107. In Gaza, 18 schools were destroyed and more than 260 were damaged, including 5 schools run by the United Nations Relief and Works Agency for Palestine Refugees in the Near East, by Israeli forces during “Operation Cast Lead”. In some cases, the Israel Defence Forces forcibly entered school compounds and used schools as interrogation centres. The lack of materials for reconstruction and rehabilitation of schools, coupled with chronic shortages of educational supplies as a result of an ongoing blockade forced thousands of students to learn in overcrowded schools operating on double shifts and often under unsafe and unsanitary conditions. To date, very few of the destroyed or damaged schools have been rebuilt or repaired. In addition, discrimination and neglect by Israeli authorities in East Jerusalem and Israel-controlled area C of the West Bank have also jeopardized children’s right to education. Inadequate structures, including tents, shacks and crude cement structures, are being used as schools owing to the difficulties in obtaining building permits needed to expand and upgrade existing schools and build new ones to accommodate the student population in area C, while in East Jerusalem, each year large numbers of Palestinian children are denied admission in the municipal schools run by the Jerusalem municipality and the Israeli Ministry of Education owing to a shortage of over 1,000 classrooms.

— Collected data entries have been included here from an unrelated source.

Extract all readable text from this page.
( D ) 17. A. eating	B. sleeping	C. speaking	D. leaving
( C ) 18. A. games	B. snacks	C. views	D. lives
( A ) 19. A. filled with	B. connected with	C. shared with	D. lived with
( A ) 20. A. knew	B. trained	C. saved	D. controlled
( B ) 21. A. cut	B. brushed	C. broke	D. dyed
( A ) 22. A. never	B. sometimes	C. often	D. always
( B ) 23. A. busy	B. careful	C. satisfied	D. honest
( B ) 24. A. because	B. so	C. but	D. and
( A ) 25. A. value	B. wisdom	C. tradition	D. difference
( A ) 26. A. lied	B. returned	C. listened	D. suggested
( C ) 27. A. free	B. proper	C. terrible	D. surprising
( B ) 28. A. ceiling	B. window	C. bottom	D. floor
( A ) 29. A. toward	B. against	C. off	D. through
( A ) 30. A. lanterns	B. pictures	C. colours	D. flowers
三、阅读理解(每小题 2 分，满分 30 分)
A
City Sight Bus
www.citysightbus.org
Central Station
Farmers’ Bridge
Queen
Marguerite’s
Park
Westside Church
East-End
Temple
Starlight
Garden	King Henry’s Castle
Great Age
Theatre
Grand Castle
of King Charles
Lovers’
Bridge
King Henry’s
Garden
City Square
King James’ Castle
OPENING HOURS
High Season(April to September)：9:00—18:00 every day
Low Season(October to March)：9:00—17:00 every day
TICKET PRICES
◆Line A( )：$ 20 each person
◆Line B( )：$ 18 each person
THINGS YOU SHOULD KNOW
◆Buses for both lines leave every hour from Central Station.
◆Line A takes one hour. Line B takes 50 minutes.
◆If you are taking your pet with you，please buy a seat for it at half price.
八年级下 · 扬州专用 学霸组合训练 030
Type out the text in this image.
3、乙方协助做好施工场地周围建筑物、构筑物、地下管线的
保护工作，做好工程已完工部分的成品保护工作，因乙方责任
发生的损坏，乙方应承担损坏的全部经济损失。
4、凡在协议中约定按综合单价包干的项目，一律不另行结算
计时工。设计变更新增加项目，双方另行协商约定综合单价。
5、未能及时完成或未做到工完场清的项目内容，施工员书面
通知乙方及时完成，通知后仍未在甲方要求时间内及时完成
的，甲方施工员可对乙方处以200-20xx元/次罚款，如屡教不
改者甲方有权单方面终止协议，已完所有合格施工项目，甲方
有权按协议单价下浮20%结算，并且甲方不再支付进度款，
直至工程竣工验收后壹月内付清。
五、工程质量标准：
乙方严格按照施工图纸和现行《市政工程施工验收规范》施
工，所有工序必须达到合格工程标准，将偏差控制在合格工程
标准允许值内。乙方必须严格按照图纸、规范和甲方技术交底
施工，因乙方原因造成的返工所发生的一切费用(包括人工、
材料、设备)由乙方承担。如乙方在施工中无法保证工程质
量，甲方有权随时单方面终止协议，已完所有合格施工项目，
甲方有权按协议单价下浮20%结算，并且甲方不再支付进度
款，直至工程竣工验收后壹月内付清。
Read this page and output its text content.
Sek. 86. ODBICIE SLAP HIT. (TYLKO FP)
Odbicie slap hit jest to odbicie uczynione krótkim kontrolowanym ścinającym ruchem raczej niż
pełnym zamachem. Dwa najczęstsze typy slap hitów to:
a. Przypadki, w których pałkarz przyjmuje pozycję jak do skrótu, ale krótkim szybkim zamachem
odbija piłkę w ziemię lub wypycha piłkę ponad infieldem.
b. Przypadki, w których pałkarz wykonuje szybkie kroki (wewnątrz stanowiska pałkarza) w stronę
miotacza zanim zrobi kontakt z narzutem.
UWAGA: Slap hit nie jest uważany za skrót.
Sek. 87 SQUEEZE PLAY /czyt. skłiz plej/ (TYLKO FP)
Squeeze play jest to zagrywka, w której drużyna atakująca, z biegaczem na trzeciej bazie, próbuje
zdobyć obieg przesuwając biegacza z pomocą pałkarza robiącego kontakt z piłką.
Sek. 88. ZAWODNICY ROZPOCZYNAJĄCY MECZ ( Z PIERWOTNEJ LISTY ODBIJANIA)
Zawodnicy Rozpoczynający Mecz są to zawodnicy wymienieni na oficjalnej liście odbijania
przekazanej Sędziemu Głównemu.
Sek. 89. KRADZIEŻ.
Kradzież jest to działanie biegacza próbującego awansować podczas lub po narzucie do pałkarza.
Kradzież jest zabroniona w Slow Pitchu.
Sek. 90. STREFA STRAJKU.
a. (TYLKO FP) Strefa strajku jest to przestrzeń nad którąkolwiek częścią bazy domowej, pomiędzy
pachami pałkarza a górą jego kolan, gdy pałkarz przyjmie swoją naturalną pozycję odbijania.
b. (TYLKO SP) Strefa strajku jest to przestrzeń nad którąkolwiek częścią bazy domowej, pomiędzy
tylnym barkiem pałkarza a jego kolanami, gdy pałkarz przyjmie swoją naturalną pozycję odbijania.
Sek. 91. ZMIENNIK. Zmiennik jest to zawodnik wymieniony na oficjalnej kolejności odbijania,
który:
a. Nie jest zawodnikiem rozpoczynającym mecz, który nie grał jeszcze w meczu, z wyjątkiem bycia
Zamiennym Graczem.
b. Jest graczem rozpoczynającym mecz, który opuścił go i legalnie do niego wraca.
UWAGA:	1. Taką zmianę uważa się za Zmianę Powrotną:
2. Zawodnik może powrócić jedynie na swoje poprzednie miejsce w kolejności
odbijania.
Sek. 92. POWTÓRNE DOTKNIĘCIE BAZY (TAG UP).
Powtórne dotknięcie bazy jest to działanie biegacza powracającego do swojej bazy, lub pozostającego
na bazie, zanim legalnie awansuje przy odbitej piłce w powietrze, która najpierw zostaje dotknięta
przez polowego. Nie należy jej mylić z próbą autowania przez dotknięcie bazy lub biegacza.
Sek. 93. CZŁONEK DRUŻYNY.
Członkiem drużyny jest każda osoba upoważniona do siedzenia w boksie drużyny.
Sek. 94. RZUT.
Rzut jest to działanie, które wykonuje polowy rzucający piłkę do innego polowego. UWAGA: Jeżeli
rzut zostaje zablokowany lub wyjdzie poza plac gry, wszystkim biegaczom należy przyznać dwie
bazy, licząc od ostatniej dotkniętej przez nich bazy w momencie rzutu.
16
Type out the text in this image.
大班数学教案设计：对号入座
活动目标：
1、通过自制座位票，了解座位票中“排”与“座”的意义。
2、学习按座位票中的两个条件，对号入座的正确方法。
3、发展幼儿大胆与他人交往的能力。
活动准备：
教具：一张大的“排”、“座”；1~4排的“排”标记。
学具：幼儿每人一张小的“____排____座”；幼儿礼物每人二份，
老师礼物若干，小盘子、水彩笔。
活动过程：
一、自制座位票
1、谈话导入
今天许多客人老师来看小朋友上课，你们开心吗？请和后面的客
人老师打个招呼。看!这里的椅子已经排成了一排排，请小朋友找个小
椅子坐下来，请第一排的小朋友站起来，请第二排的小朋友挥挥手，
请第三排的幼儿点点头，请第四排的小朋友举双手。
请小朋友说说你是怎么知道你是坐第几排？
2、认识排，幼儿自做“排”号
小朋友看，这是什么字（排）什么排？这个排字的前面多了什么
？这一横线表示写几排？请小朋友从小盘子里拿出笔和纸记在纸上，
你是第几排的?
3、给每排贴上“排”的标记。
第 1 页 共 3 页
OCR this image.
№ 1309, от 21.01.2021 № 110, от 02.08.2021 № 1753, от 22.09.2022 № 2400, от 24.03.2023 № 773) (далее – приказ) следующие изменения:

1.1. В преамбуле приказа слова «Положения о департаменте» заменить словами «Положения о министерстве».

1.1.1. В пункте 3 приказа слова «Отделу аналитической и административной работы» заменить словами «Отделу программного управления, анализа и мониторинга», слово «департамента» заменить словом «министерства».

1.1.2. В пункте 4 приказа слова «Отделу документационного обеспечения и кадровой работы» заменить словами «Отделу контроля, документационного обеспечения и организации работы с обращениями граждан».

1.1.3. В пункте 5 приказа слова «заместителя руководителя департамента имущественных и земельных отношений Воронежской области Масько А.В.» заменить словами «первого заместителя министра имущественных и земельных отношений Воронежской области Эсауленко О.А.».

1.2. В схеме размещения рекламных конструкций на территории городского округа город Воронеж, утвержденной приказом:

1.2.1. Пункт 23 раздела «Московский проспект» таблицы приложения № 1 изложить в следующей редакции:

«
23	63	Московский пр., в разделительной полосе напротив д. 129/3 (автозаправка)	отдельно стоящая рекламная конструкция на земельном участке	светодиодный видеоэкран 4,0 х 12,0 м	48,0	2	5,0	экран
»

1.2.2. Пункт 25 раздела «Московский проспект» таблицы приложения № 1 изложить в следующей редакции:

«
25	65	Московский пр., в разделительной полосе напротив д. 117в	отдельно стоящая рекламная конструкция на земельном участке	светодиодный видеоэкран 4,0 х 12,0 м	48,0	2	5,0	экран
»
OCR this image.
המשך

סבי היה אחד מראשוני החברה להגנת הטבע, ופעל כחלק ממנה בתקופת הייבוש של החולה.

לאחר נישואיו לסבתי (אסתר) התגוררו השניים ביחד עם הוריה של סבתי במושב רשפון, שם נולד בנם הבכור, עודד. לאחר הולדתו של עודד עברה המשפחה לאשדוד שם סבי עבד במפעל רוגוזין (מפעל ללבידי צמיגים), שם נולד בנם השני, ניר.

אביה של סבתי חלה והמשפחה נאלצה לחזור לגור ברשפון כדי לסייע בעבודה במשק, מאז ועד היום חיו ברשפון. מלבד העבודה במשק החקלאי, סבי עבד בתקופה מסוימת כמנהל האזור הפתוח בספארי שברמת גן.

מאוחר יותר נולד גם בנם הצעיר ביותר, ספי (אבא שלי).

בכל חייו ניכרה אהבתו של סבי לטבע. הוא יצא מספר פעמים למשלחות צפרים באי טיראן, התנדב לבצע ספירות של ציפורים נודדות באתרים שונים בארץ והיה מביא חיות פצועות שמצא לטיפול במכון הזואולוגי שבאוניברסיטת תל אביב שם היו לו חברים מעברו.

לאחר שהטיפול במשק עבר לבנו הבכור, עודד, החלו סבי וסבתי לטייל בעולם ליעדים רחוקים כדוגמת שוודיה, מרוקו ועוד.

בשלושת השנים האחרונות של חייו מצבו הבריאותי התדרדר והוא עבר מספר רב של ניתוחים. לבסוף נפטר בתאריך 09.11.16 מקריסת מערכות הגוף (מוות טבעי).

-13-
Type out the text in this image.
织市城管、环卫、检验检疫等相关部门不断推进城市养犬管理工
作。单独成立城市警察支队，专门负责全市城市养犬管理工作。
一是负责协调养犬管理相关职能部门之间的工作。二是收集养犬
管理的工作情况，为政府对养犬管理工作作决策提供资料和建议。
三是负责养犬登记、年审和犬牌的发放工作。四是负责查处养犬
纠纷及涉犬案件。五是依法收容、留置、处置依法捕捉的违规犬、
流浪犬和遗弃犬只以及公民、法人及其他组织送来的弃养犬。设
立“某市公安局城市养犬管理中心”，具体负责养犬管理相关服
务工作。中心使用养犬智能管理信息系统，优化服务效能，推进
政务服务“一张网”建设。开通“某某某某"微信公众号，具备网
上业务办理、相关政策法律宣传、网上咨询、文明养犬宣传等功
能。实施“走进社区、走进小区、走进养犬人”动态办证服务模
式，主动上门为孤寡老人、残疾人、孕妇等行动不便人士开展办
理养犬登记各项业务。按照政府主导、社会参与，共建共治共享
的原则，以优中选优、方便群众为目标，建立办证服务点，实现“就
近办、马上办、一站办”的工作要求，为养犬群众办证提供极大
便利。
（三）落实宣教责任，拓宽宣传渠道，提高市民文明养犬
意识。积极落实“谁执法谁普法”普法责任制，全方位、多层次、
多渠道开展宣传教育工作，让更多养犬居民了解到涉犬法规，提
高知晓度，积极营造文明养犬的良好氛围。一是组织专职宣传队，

108. Almost half of Gaza’s health facilities were damaged or destroyed during “Operation Cast Lead” and Gaza’s health-care system is currently unable to provide adequate responses to children’s health-care needs. As a result, some patients must seek treatment outside Gaza — in the West Bank, East Jerusalem, Egypt, Jordan and Israel — for a wide range of medical assistance. During the reporting period, while 1,407 of 1,648 applications for children who sought to obtain medical assistance outside Gaza were approved, nine children in Gaza died while waiting for the appropriate permits to travel outside Gaza. In 2009 there was also an increase in the number of interrogations at Erez crossing, including the interrogation of children leaving Gaza for medical treatment.
109. Throughout 2009, the continuing high rate of settler violence against children was registered. Palestinian children continue to be shot, beaten and threatened while walking to school, grazing their livestock or playing outside their homes. According to reports, it has been revealed that a new pattern of violence has emerged since 2009, which suggests that Israeli settlers undertake attacks against Palestinians and their property in response to attempts by the Israeli authorities to dismantle “unauthorized” settlement outposts, raising additional concerns regarding the protection of Palestinian children. The Office for the Coordination of Humanitarian Affairs has documented at least two such incidents, in which 11 children were attacked by settlers. It is suspected that there are many more incidents that remain unreported. Perpetrators are never held accountable. This underscores the need for greater enforcement by the Israeli Government of the rule of law where violent settlers are concerned.